Is the S-matrix Consistent with Time Dependent Hamiltonian?

[Petar Mali]

When I have time dependent Hamiltonian

$$\hat{H}(t)=\hat{H}_0+\hat{V}(t)$$

Is then this relation correct?


$$\psi_S(t)=e^{\frac{1}{i\hbar}\hat{H}_0t}\hat{S}(t)\psi_S(0)$$

where $$\hat{S}(t)$$ is S-matrix.


$$\psi_S(t)$$ - wave function in Schrodinger picture

 

[Petar Mali]

If I want time dependent density matrix is it

$$\hat{\rho}_t=e^{\frac{1}{i\hbar}\hat{H}_0t}\hat{S}(t)\hat{\rho}_H\hat{S}^{-1}(t)e^{-\frac{1}{i\hbar}\hat{H}_0t}$$

Is this expression OK?

So I have


$$\left\langle \hat{A} \right\rangle_t=Tr(\hat{A}_S\hat{\rho}_t)=\left\langle \hat{S}^{-1}(t)\hat{A}_H(t)\hat{S}(t) \right\rangle_{\hat{\rho}_H}$$

Does it make sense?

 

[Entropia]

, describes the state of a system at time t

\hat{H}(t) - time dependent Hamiltonian, describes the energy of the system at time t

\psi_S(0) - initial wave function at t=0

\hat{S}(t) - S-matrix, describes the scattering of particles in a system

The relation \psi_S(t)=e^{\frac{1}{i\hbar}\hat{H}_0t}\hat{S}(t)\psi_S(0) is correct in the context of the S-matrix formalism.

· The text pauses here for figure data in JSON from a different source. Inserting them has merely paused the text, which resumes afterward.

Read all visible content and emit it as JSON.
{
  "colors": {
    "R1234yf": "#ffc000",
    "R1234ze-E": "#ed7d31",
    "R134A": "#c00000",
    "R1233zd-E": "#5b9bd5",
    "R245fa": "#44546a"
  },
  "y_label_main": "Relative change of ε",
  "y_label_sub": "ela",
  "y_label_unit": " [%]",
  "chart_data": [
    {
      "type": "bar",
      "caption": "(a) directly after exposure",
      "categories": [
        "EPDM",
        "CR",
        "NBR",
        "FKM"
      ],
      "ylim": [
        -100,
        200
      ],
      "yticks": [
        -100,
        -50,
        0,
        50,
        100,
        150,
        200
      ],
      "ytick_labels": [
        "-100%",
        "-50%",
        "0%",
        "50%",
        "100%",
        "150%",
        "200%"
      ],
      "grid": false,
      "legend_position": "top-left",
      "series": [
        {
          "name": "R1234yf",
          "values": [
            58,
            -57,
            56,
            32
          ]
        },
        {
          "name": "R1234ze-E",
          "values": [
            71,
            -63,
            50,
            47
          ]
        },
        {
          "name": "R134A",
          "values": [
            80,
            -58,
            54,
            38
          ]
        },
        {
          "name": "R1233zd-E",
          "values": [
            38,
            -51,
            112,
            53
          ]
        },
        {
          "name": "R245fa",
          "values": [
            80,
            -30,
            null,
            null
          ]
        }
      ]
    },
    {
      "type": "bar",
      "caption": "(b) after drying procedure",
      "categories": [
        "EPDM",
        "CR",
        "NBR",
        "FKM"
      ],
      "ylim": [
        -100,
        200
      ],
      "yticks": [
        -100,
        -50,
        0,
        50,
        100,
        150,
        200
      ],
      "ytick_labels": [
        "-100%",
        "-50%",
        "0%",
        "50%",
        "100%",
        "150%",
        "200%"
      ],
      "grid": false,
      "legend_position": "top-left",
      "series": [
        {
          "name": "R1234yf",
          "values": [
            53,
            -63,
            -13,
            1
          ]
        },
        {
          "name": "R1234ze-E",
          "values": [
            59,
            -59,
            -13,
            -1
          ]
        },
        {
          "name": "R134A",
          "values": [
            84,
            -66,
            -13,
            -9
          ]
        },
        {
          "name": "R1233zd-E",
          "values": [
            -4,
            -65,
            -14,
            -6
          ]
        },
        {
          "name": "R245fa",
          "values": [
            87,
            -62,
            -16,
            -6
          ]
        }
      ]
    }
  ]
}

This formalism is used to describe the scattering of particles in a system, and the time dependent Hamiltonian allows for the inclusion of time varying potentials or interactions. The S-matrix itself is independent of time, and is related to the time independent Hamiltonian \hat{H}_0 through the scattering operator \hat{S}(t). The wave function in the Schrodinger picture, \psi_S(t), is related to the wave function in the Heisenberg picture, \psi_H(t), through the unitary transformation \psi_H(t)=e^{\frac{i}{\hbar}\hat{H}t}\psi_S(t). Therefore, the relation \psi_S(t)=e^{\frac{1}{i\hbar}\hat{H}_0t}\hat{S}(t)\psi_S(0) is consistent with the time dependent Hamiltonian and the S-matrix formalism.